G. Z.: Es loable el esfuerzo. Por lo pronto, el hecho de que se reúnan los técnicos y los académicos de distintos países y lleguen a soluciones mutuamente pensadas y compartidas implica, en cada una de las naciones, el mejoramiento de sus propias disposiciones. Pero esta consecuencia loable no debe confundirnos y hacernos pensar que esto es sencillo y fácil de lograr. Es muy difícil tener una legislación común, si la aplicación de esta es diferente en cada Nación. Esto nos lleva necesariamente a otra conclusión: tener normas armonizadas no significa imponer una normativa común, sino que se haya producido la armonización en su interpretación y aplicación. Tal armonización solamente puede tener éxito en el caso de que los países reconozcan una autoridad supranacional, que pueda interpretar las normas con sentido vinculante para los países involucrados y que, en caso de conflictos resuelva, de manera irrevocable, esa interpretación. En tal situación, se podría decir que estamos en presencia de una armonización completa.

R. I.: En ese contexto, ¿no cree posible que se desarrolle un derecho comunitario en la CAN como en la Unión Europea?

G. Z.: Cuando se habla de la necesidad de tener organismos supranacionales, esto nos lleva a las preguntas: ¿cómo se financian? y ¿cómo se integran aquellos? Entonces, el siguiente interrogante es ¿cuáles ingresos se van a afectar para sostener estas organizaciones? Allí empiezan los problemas, porque todos los países tienen que ceder un poco de soberanía y un poco de recaudación. Mi experiencia, en el caso de Mercosur, es que resulta muy difícil que los países puedan ceder una cuota de soberanía. No se han podido poner de acuerdo sobre temas básicos, de tal modo que estos intentos de armonización quedan en el terreno de la tarea académica.

R. I.: ¿La intención de simplificar los procedimientos aduaneros proviene de una directriz de la Organización Mundial de Aduanas?

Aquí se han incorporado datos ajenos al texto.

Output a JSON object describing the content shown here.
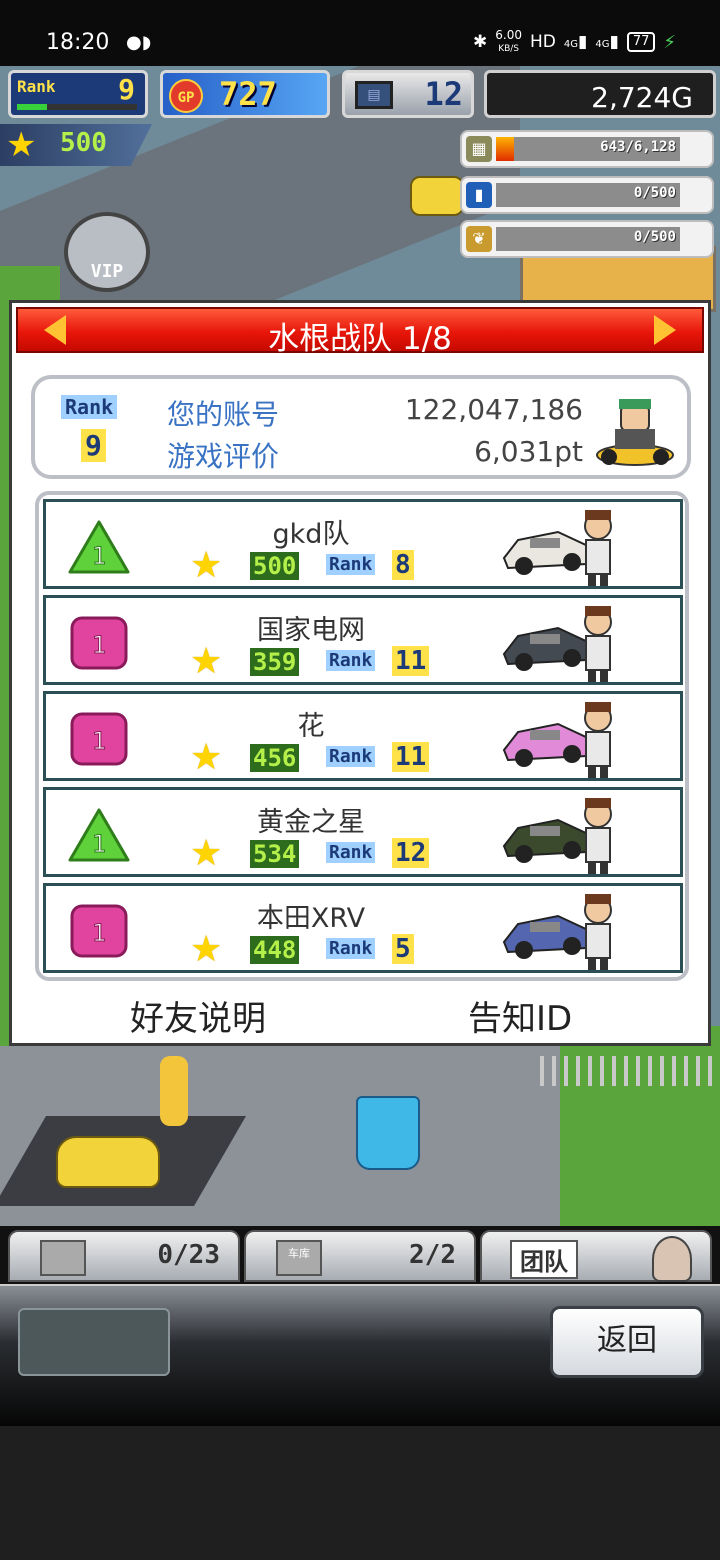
{
  "status_bar": {
    "time": "18:20",
    "net_speed": "6.00",
    "net_unit": "KB/S",
    "hd": "HD",
    "signal1": "4G",
    "signal2": "4G",
    "battery": "77"
  },
  "hud": {
    "rank_label": "Rank",
    "rank_value": "9",
    "rank_progress": 0.25,
    "gp_label": "GP",
    "gp_value": "727",
    "pc_value": "12",
    "money": "2,724G",
    "star_value": "500"
  },
  "resources": [
    {
      "icon": "coins-icon",
      "value": "643/6,128",
      "fill": 0.1
    },
    {
      "icon": "bottle-icon",
      "value": "0/500",
      "fill": 0
    },
    {
      "icon": "wheat-icon",
      "value": "0/500",
      "fill": 0
    }
  ],
  "vip_label": "VIP",
  "dialog": {
    "title": "水根战队 1/8",
    "me": {
      "rank_label": "Rank",
      "rank_value": "9",
      "account_label": "您的账号",
      "account_value": "122,047,186",
      "rating_label": "游戏评价",
      "rating_value": "6,031pt"
    },
    "friends": [
      {
        "name": "gkd队",
        "stars": "500",
        "rank_label": "Rank",
        "rank": "8",
        "badge": "1",
        "badge_color": "green",
        "car_color": "#e9e7df"
      },
      {
        "name": "国家电网",
        "stars": "359",
        "rank_label": "Rank",
        "rank": "11",
        "badge": "1",
        "badge_color": "pink",
        "car_color": "#444a52"
      },
      {
        "name": "花",
        "stars": "456",
        "rank_label": "Rank",
        "rank": "11",
        "badge": "1",
        "badge_color": "pink",
        "car_color": "#e08ad8"
      },
      {
        "name": "黄金之星",
        "stars": "534",
        "rank_label": "Rank",
        "rank": "12",
        "badge": "1",
        "badge_color": "green",
        "car_color": "#3b4a2c"
      },
      {
        "name": "本田XRV",
        "stars": "448",
        "rank_label": "Rank",
        "rank": "5",
        "badge": "1",
        "badge_color": "pink",
        "car_color": "#5566b0"
      }
    ],
    "footer": {
      "friend_help": "好友说明",
      "notify_id": "告知ID"
    }
  },
  "tabs": [
    {
      "icon": "box-icon",
      "text": "0/23"
    },
    {
      "icon": "garage-icon",
      "icon_label": "车库",
      "text": "2/2"
    },
    {
      "icon": "team-icon",
      "text": "团队"
    }
  ],
  "back_label": "返回",
  "colors": {
    "header_red": "#e8160a",
    "arrow_yellow": "#ffc233",
    "label_blue": "#3a73c4",
    "badge_green": "#5ed13b",
    "badge_pink": "#e0449e"
  }
}
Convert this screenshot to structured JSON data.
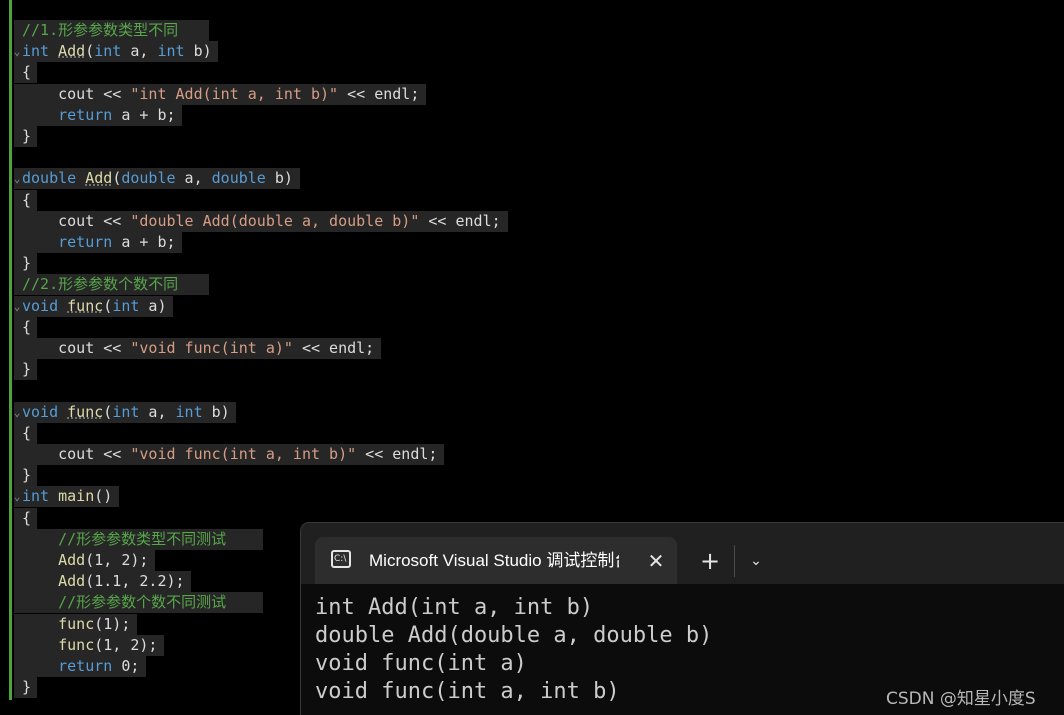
{
  "colors": {
    "background": "#000000",
    "keyword": "#569cd6",
    "function": "#dcdcaa",
    "string": "#d69d85",
    "comment": "#57a64a",
    "plain": "#dcdcdc",
    "gutter": "#4ea33f"
  },
  "editor": {
    "lines": [
      {
        "tokens": [
          {
            "c": "cm",
            "t": "//1.形参参数类型不同"
          }
        ]
      },
      {
        "fold": "⌄",
        "tokens": [
          {
            "c": "kw",
            "t": "int"
          },
          {
            "c": "pl",
            "t": " "
          },
          {
            "c": "fn-u",
            "t": "Add"
          },
          {
            "c": "pl",
            "t": "("
          },
          {
            "c": "kw",
            "t": "int"
          },
          {
            "c": "pl",
            "t": " a, "
          },
          {
            "c": "kw",
            "t": "int"
          },
          {
            "c": "pl",
            "t": " b)"
          }
        ]
      },
      {
        "tokens": [
          {
            "c": "brace",
            "t": "{"
          }
        ]
      },
      {
        "tokens": [
          {
            "c": "pl",
            "t": "    cout << "
          },
          {
            "c": "str",
            "t": "\"int Add(int a, int b)\""
          },
          {
            "c": "pl",
            "t": " << endl;"
          }
        ]
      },
      {
        "tokens": [
          {
            "c": "kw",
            "t": "    return"
          },
          {
            "c": "pl",
            "t": " a + b;"
          }
        ]
      },
      {
        "tokens": [
          {
            "c": "brace",
            "t": "}"
          }
        ]
      },
      {
        "tokens": []
      },
      {
        "fold": "⌄",
        "tokens": [
          {
            "c": "kw",
            "t": "double"
          },
          {
            "c": "pl",
            "t": " "
          },
          {
            "c": "fn-u",
            "t": "Add"
          },
          {
            "c": "pl",
            "t": "("
          },
          {
            "c": "kw",
            "t": "double"
          },
          {
            "c": "pl",
            "t": " a, "
          },
          {
            "c": "kw",
            "t": "double"
          },
          {
            "c": "pl",
            "t": " b)"
          }
        ]
      },
      {
        "tokens": [
          {
            "c": "brace",
            "t": "{"
          }
        ]
      },
      {
        "tokens": [
          {
            "c": "pl",
            "t": "    cout << "
          },
          {
            "c": "str",
            "t": "\"double Add(double a, double b)\""
          },
          {
            "c": "pl",
            "t": " << endl;"
          }
        ]
      },
      {
        "tokens": [
          {
            "c": "kw",
            "t": "    return"
          },
          {
            "c": "pl",
            "t": " a + b;"
          }
        ]
      },
      {
        "tokens": [
          {
            "c": "brace",
            "t": "}"
          }
        ]
      },
      {
        "tokens": [
          {
            "c": "cm",
            "t": "//2.形参参数个数不同"
          }
        ]
      },
      {
        "fold": "⌄",
        "tokens": [
          {
            "c": "kw",
            "t": "void"
          },
          {
            "c": "pl",
            "t": " "
          },
          {
            "c": "fn-u",
            "t": "func"
          },
          {
            "c": "pl",
            "t": "("
          },
          {
            "c": "kw",
            "t": "int"
          },
          {
            "c": "pl",
            "t": " a)"
          }
        ]
      },
      {
        "tokens": [
          {
            "c": "brace",
            "t": "{"
          }
        ]
      },
      {
        "tokens": [
          {
            "c": "pl",
            "t": "    cout << "
          },
          {
            "c": "str",
            "t": "\"void func(int a)\""
          },
          {
            "c": "pl",
            "t": " << endl;"
          }
        ]
      },
      {
        "tokens": [
          {
            "c": "brace",
            "t": "}"
          }
        ]
      },
      {
        "tokens": []
      },
      {
        "fold": "⌄",
        "tokens": [
          {
            "c": "kw",
            "t": "void"
          },
          {
            "c": "pl",
            "t": " "
          },
          {
            "c": "fn-u",
            "t": "func"
          },
          {
            "c": "pl",
            "t": "("
          },
          {
            "c": "kw",
            "t": "int"
          },
          {
            "c": "pl",
            "t": " a, "
          },
          {
            "c": "kw",
            "t": "int"
          },
          {
            "c": "pl",
            "t": " b)"
          }
        ]
      },
      {
        "tokens": [
          {
            "c": "brace",
            "t": "{"
          }
        ]
      },
      {
        "tokens": [
          {
            "c": "pl",
            "t": "    cout << "
          },
          {
            "c": "str",
            "t": "\"void func(int a, int b)\""
          },
          {
            "c": "pl",
            "t": " << endl;"
          }
        ]
      },
      {
        "tokens": [
          {
            "c": "brace",
            "t": "}"
          }
        ]
      },
      {
        "fold": "⌄",
        "tokens": [
          {
            "c": "kw",
            "t": "int"
          },
          {
            "c": "pl",
            "t": " "
          },
          {
            "c": "fn",
            "t": "main"
          },
          {
            "c": "pl",
            "t": "()"
          }
        ]
      },
      {
        "tokens": [
          {
            "c": "brace",
            "t": "{"
          }
        ]
      },
      {
        "tokens": [
          {
            "c": "cm",
            "t": "    //形参参数类型不同测试"
          }
        ]
      },
      {
        "tokens": [
          {
            "c": "fn",
            "t": "    Add"
          },
          {
            "c": "pl",
            "t": "(1, 2);"
          }
        ]
      },
      {
        "tokens": [
          {
            "c": "fn",
            "t": "    Add"
          },
          {
            "c": "pl",
            "t": "(1.1, 2.2);"
          }
        ]
      },
      {
        "tokens": [
          {
            "c": "cm",
            "t": "    //形参参数个数不同测试"
          }
        ]
      },
      {
        "tokens": [
          {
            "c": "fn",
            "t": "    func"
          },
          {
            "c": "pl",
            "t": "(1);"
          }
        ]
      },
      {
        "tokens": [
          {
            "c": "fn",
            "t": "    func"
          },
          {
            "c": "pl",
            "t": "(1, 2);"
          }
        ]
      },
      {
        "tokens": [
          {
            "c": "kw",
            "t": "    return"
          },
          {
            "c": "pl",
            "t": " 0;"
          }
        ]
      },
      {
        "tokens": [
          {
            "c": "brace",
            "t": "}"
          }
        ]
      }
    ]
  },
  "console": {
    "tab_title": "Microsoft Visual Studio 调试控制台",
    "tab_icon_text": "C:\\",
    "close_glyph": "✕",
    "new_tab_glyph": "+",
    "dropdown_glyph": "⌄",
    "output": [
      "int Add(int a, int b)",
      "double Add(double a, double b)",
      "void func(int a)",
      "void func(int a, int b)"
    ]
  },
  "watermark": "CSDN @知星小度S"
}
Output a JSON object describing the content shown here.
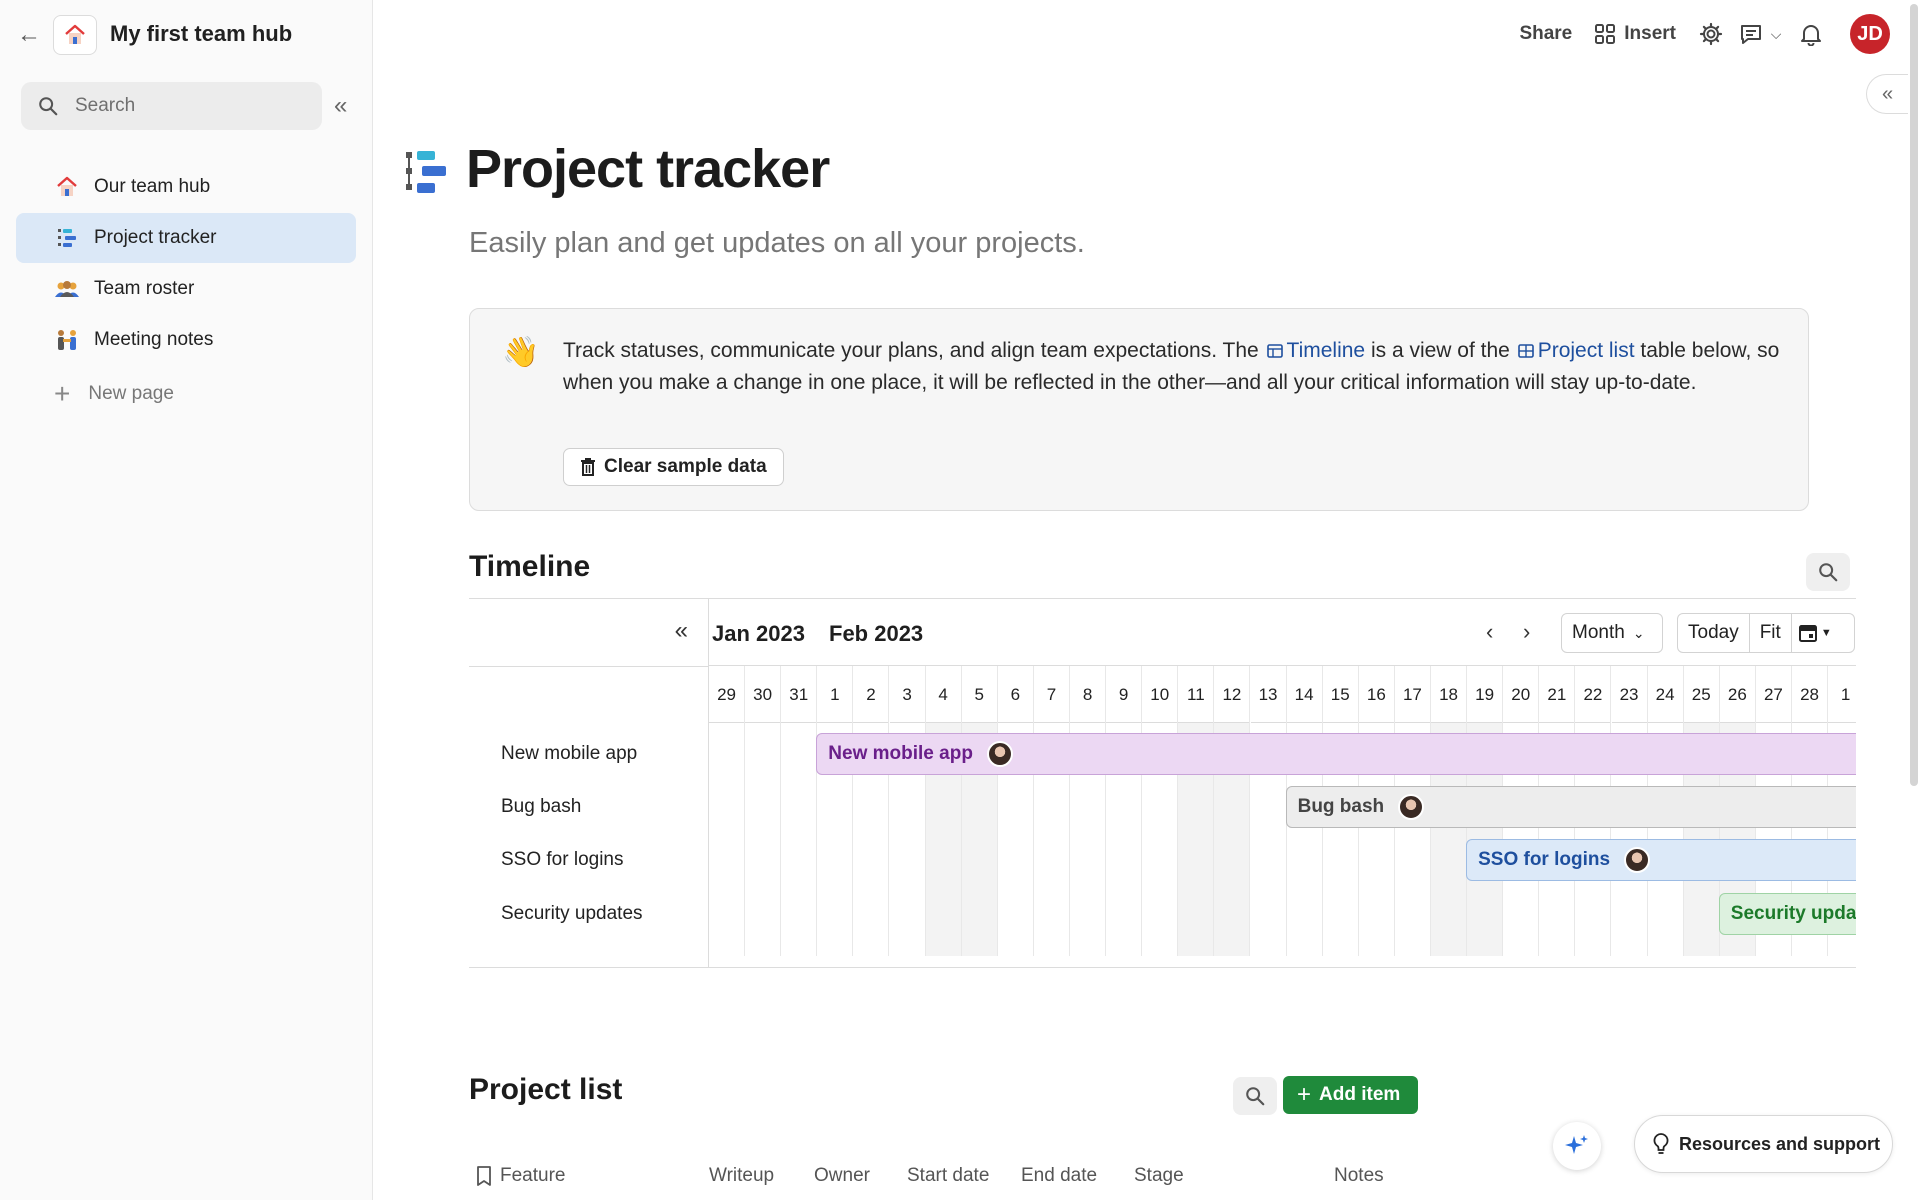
{
  "app": {
    "hub_title": "My first team hub"
  },
  "sidebar": {
    "search_placeholder": "Search",
    "items": [
      {
        "label": "Our team hub",
        "icon": "house-icon"
      },
      {
        "label": "Project tracker",
        "icon": "tracker-icon",
        "active": true
      },
      {
        "label": "Team roster",
        "icon": "people-icon"
      },
      {
        "label": "Meeting notes",
        "icon": "meeting-icon"
      }
    ],
    "new_page_label": "New page"
  },
  "topbar": {
    "share_label": "Share",
    "insert_label": "Insert",
    "avatar_initials": "JD",
    "avatar_color": "#c7242a"
  },
  "page": {
    "title": "Project tracker",
    "subtitle": "Easily plan and get updates on all your projects."
  },
  "callout": {
    "emoji": "👋",
    "text_1": "Track statuses, communicate your plans, and align team expectations. The",
    "link_timeline": "Timeline",
    "text_2": "is a view of the",
    "link_project_list": "Project list",
    "text_3": "table below, so when you make a change in one place, it will be reflected in the other—and all your critical information will stay up-to-date.",
    "clear_button": "Clear sample data"
  },
  "timeline": {
    "heading": "Timeline",
    "months": [
      "Jan 2023",
      "Feb 2023"
    ],
    "view_select": "Month",
    "today_label": "Today",
    "fit_label": "Fit",
    "days": [
      "29",
      "30",
      "31",
      "1",
      "2",
      "3",
      "4",
      "5",
      "6",
      "7",
      "8",
      "9",
      "10",
      "11",
      "12",
      "13",
      "14",
      "15",
      "16",
      "17",
      "18",
      "19",
      "20",
      "21",
      "22",
      "23",
      "24",
      "25",
      "26",
      "27",
      "28",
      "1"
    ],
    "weekend_indices": [
      6,
      7,
      13,
      14,
      20,
      21,
      27,
      28
    ],
    "rows": [
      {
        "label": "New mobile app",
        "bar_label": "New mobile app",
        "start_index": 3,
        "color": "purple"
      },
      {
        "label": "Bug bash",
        "bar_label": "Bug bash",
        "start_index": 16,
        "color": "gray"
      },
      {
        "label": "SSO for logins",
        "bar_label": "SSO for logins",
        "start_index": 21,
        "color": "blue"
      },
      {
        "label": "Security updates",
        "bar_label": "Security updates",
        "start_index": 28,
        "color": "green"
      }
    ]
  },
  "project_list": {
    "heading": "Project list",
    "add_button": "Add item",
    "columns": [
      "Feature",
      "Writeup",
      "Owner",
      "Start date",
      "End date",
      "Stage",
      "Notes"
    ]
  },
  "footer": {
    "resources_label": "Resources and support"
  }
}
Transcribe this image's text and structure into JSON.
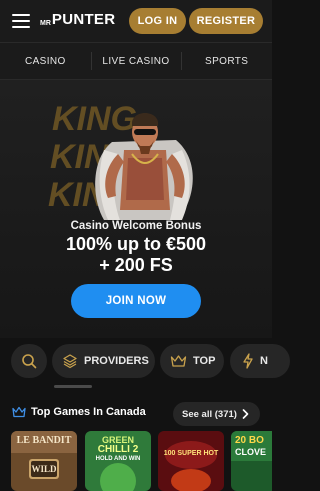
{
  "header": {
    "logo_small": "MR",
    "logo_big": "PUNTER",
    "login_label": "LOG IN",
    "register_label": "REGISTER"
  },
  "nav": {
    "items": [
      "CASINO",
      "LIVE CASINO",
      "SPORTS"
    ]
  },
  "banner": {
    "bg_text": "KING",
    "subtitle": "Casino Welcome Bonus",
    "headline_line1": "100% up to €500",
    "headline_line2": "+ 200 FS",
    "cta_label": "JOIN NOW"
  },
  "filters": {
    "providers_label": "PROVIDERS",
    "top_label": "TOP",
    "next_label": "N"
  },
  "section": {
    "title": "Top Games In Canada",
    "see_all_label": "See all (371)"
  },
  "games": [
    {
      "title_top": "LE BANDIT",
      "title_bottom": "WILD"
    },
    {
      "title_top": "GREEN",
      "title_mid": "CHILLI 2",
      "title_bottom": "HOLD AND WIN"
    },
    {
      "title_top": "100 SUPER HOT"
    },
    {
      "title_top": "20 BO",
      "title_bottom": "CLOVE"
    }
  ],
  "colors": {
    "gold": "#a77e32",
    "primary_blue": "#1f8ef1",
    "background": "#121212",
    "chip_bg": "#262626"
  },
  "icons": [
    "menu-icon",
    "search-icon",
    "providers-layers-icon",
    "crown-icon",
    "lightning-icon",
    "chevron-right-icon"
  ]
}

G. Z.: Sí, y entre tanto, en la Organización Mundial de Comercio prevalece el concepto de que las aduanas no deben ser un obstáculo para el desarrollo del comercio. En general, la necesidad de simplificación de los procedimientos es una pauta compartida. Creo en dos principios, ambos sumamente relevantes: uno, el de la libertad de comercio y, el otro, que cada Estado pueda controlar las mercaderías que ingresan a su territorio. La simplificación apunta a que los sistemas de control aduanero no solamente puedan aplicarse en la frontera, sino durante todo el flujo comercial, desde que la mercadería ingresa hasta que se comercializa en el país, de manera tal que se puedan desalentar los ilícitos aduaneros. La tendencia a la simplificación es una necesidad de los importadores, de los exportadores y de las administraciones tributarias.

R. I.: ¿Los procedimientos aduaneros en Argentina están simplificados?

G. Z.: Argentina tiene un buen funcionamiento operativo de la aduana, excepto para las mercaderías que por alguna razón se han considerado dignas de tener medidas restrictivas. En estos casos, es bastante complicado el trámite de importación, dado que se requieren licencias arancelarias previas, sobre las que el GATT establece que deben ser otorgadas a 60 días, pero este plazo rara vez se cumple. Y eso genera, para los importadores, cierta incertidumbre respecto de los plazos en que van a poder liberar las mercaderías dentro del país. Esto es una fuente de inseguridad jurídica importante y se ha disparado el inicio de acciones judiciales al respecto. Pero, en general, el sistema de importaciones de Argentina es muy bueno.

R. I.: ¿Cómo operan las normas de origen en Argentina?

G. Z.: Las normas de origen, en general, son claras. Lo que ocurre, particularmente en el caso de la aduana argentina, es que cuestiona los certificados de origen que se emiten, muchas veces por razones de descuido administrativo de la entidad emisora de los mismos; otras, porque la administración aduanera del país exportador clasifica la mercadería en determinada posición arancelaria y en el país importador tiene una diferente, entonces se impugna el certificado de origen; en otras ocasiones por un error en el número de la factura. Lo confuso es la aplicación de estos certificados, que están revestidos de una serie de formalidades que, a veces, ante la rapidez del comercio, no se respetan.